My sweet Frankenstein. This is 4th day post my second trip of the summer. He’s over this out of town business.
Travel blog entry
Traveling as a diabetic can be a bit of chore. It has the ability to take away the whole relaxation effect a vacation should have. Your daily routine has been hijacked and either replaced with a full itinerary or days of jam packed with purely unscheduled “you” time.
Once you’ve figured out your typical daily life routine it can be a real pain in the ass to change it. Even if you’re visiting Disneyland, Cancun or Vegas.
I personally know that I can’t really do carbs in the morning unless I get to take a nap at lunch time and am fully allowed to be in a foul mood the rest of the day. But if I’m in New Orleans, I’m probably not going to pass on the obligatory beignets from Cafe du Monde. If I’m beachside at Playa Del Carmen I’ll probably order the margarita that has 97 grams of sugar instead of a fizzy water.
And then there’s the energy output issue. If you sit at a desk all day and you spend your vacation hiking the Grand Canyon your blood sugar will nose dive like a seagull after mullet (the fish, not the hairstyle). Same goes for the opposite. It you have a high stress or high energy job and you plop on the beach for a week you’ll need to pack an extra Novo pen. Even with mindful adjustments there will still be some shit hitting your internal fan.
I’m really not throwing a pity party. Though it does read that way. (It was just a really long opener.)
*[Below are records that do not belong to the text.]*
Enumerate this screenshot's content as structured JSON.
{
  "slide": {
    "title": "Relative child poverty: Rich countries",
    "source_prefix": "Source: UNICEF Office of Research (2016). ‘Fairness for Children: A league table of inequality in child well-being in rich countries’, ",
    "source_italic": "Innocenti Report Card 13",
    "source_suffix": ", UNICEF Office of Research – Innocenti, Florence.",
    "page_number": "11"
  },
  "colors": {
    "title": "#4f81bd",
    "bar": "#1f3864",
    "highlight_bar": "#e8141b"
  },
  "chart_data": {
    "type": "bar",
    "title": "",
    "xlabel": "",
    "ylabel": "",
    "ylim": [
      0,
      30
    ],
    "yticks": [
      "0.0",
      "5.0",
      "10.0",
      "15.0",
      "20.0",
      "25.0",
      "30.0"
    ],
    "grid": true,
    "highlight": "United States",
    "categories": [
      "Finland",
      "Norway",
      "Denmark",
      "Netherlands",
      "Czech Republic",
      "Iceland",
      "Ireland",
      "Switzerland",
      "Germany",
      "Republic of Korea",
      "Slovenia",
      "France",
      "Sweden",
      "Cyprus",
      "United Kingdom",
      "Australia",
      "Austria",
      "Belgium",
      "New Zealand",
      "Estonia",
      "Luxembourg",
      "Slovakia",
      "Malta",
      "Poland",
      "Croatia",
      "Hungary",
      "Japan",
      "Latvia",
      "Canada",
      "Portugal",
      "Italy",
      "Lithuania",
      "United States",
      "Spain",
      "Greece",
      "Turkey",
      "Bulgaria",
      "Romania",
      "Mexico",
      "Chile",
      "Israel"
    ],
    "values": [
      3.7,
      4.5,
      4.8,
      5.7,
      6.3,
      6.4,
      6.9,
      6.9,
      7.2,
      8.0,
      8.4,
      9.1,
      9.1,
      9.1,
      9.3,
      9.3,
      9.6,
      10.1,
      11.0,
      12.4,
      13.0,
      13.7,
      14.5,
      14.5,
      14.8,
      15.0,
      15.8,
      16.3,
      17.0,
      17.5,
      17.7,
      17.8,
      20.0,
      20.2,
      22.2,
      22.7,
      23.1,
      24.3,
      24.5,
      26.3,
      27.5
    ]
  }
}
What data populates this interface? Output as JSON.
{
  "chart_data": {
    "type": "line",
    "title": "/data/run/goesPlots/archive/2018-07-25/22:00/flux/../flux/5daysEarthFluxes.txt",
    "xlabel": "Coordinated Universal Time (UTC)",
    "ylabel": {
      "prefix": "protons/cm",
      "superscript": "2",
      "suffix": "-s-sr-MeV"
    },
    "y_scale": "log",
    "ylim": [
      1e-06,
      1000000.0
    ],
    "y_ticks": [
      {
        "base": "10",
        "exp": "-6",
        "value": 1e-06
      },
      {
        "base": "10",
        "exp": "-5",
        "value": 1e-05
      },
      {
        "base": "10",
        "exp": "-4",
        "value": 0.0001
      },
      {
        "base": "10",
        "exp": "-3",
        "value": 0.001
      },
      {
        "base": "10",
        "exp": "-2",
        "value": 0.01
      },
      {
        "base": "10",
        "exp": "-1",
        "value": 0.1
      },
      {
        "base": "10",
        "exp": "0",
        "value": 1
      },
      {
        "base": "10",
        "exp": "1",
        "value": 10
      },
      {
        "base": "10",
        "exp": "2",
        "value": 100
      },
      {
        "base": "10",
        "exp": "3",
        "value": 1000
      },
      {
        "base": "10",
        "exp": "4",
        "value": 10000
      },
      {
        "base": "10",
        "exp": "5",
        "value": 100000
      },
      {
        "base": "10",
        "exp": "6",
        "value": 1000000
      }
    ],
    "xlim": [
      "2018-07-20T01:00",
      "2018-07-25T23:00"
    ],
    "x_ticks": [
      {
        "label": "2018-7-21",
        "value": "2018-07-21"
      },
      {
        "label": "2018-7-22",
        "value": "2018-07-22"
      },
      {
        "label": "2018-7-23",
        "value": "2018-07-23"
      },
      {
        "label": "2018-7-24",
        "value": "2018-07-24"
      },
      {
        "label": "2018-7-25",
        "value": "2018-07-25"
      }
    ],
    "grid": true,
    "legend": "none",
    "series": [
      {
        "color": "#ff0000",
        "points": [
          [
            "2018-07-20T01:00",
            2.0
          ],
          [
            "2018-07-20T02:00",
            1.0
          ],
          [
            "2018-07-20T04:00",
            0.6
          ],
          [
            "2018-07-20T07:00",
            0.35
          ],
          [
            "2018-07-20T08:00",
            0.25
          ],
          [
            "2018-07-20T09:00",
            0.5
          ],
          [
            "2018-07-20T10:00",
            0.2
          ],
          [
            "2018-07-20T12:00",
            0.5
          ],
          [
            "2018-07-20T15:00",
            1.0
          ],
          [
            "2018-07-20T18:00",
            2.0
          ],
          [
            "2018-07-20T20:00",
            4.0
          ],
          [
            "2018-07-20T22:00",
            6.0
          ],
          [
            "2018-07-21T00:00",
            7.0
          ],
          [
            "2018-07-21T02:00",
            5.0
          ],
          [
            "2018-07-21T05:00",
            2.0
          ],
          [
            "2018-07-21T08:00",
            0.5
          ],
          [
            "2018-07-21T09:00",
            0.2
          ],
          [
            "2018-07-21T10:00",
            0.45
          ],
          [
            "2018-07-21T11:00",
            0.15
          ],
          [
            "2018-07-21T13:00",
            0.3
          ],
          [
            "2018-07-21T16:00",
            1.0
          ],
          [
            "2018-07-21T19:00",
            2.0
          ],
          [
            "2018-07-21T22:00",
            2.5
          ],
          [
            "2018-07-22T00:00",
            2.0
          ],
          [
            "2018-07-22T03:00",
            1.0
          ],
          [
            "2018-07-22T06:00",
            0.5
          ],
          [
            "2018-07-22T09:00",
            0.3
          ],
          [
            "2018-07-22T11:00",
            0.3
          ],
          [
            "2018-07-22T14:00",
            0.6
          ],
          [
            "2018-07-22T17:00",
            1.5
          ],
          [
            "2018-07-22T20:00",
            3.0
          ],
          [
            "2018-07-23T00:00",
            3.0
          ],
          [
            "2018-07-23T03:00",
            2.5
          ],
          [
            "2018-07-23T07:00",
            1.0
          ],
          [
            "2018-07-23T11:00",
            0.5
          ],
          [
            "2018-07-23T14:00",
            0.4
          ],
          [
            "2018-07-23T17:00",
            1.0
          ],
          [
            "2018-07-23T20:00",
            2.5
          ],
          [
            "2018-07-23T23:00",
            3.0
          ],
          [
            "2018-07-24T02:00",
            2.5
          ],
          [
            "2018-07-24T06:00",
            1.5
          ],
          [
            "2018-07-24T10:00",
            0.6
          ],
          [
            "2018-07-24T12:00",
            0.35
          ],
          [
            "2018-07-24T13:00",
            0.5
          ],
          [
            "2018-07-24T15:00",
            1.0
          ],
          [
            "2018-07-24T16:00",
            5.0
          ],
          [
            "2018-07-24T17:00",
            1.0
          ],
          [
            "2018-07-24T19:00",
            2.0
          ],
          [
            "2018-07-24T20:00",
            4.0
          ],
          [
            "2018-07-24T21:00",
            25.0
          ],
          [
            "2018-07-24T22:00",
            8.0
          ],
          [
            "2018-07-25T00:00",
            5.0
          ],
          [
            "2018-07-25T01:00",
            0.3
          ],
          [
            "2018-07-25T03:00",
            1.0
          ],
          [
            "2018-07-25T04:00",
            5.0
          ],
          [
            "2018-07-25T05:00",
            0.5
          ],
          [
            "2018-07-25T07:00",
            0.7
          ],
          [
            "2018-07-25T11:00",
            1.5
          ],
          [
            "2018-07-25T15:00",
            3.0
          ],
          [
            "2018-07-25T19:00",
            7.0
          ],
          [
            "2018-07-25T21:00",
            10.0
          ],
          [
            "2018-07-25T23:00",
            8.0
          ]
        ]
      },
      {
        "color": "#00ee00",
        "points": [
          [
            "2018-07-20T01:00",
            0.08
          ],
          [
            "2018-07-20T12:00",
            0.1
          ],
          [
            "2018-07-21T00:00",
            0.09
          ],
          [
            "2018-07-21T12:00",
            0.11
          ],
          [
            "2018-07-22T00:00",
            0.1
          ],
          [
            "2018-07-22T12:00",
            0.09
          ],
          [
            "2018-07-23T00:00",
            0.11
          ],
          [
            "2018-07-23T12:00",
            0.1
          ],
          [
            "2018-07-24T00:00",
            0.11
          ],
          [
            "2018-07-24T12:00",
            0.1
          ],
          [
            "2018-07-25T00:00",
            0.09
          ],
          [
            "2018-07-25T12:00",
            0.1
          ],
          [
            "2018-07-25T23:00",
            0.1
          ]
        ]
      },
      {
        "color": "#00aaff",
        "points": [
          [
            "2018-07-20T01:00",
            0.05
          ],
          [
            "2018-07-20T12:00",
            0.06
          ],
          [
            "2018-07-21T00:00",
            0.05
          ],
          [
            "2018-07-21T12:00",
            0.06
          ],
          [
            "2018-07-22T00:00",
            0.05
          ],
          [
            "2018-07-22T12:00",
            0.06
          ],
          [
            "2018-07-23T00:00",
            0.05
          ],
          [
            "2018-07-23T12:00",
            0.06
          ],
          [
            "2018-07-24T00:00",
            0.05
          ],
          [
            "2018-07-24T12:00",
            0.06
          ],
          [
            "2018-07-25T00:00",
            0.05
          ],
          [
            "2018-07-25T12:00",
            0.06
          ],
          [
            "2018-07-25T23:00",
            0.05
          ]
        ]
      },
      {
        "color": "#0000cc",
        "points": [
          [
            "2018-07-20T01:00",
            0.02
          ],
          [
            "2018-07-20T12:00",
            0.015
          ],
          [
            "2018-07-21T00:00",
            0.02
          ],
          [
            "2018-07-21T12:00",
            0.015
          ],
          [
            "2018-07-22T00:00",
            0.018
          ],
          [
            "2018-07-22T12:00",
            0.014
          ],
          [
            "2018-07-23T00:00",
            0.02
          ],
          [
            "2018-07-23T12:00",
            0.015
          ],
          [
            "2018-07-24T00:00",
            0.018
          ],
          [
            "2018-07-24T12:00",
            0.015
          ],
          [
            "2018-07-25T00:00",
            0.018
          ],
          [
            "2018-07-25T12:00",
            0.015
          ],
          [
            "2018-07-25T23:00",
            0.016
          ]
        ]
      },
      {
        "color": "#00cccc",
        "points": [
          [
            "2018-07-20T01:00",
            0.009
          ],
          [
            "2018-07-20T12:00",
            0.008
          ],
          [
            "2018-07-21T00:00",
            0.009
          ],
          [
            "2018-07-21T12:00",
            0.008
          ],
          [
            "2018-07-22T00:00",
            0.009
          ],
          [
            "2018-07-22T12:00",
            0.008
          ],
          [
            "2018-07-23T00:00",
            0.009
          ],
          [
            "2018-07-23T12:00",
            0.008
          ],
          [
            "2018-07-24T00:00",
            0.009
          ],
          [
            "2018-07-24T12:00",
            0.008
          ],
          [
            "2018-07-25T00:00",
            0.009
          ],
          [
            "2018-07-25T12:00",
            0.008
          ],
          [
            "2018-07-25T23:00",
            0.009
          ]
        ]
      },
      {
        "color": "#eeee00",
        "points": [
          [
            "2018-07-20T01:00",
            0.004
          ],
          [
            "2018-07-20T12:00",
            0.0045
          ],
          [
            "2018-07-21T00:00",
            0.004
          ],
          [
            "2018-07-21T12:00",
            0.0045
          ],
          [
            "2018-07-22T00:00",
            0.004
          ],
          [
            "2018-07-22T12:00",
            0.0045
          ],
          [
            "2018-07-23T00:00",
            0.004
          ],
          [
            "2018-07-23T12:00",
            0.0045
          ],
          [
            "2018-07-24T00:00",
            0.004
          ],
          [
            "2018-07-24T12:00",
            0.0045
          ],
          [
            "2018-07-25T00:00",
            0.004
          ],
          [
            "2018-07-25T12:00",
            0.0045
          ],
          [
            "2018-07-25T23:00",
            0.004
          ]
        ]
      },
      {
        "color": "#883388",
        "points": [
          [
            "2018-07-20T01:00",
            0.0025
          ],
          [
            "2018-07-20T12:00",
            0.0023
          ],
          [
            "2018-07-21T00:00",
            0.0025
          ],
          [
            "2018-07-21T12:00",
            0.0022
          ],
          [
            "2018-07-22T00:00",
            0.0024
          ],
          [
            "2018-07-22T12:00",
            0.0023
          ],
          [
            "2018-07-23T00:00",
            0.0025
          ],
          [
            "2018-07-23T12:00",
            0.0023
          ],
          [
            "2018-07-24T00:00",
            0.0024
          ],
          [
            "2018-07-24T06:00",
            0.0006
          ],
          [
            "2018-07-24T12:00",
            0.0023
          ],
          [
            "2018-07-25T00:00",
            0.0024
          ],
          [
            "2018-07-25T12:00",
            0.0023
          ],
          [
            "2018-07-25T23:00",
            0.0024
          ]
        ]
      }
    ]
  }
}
I recently spent a week detached from most forms of communication and social media. Away from the daily work induced anxiety. That should have made my body completely even out, right? Being in its most relaxed state, eating well, moving around about as much as I do normally and sleeping soundly for 8 hours. Instead, so unfamiliar with all of these sound practices my body freaked out. My blood sugar was low at least twice a day for 4 days. And of course it would rebound to 200 for the full experience.
It was mind blowing to me that my body reacted to the absence of stress and anxiety by tanking my blood sugar. I’ve come to the conclusion that my general state of being is anxious, which in turn causes my body to think I could go into battle or need to run from a wild animal at any moment, so adrenaline is seeping into my veins for absolutely no good reason.
Calm down. Pull yourself together. You are in charge of nothing that comes anywhere close to being life or death matters. So quit telling your insides that story.
We are insanely powerful. As many things as we don’t have any control over, our bodies and their reactions very often are not one. We have an epic amount of influence over our bodies, whether that influence is deliberate or not, and whether the outcome serves or hinders us, may be up to us.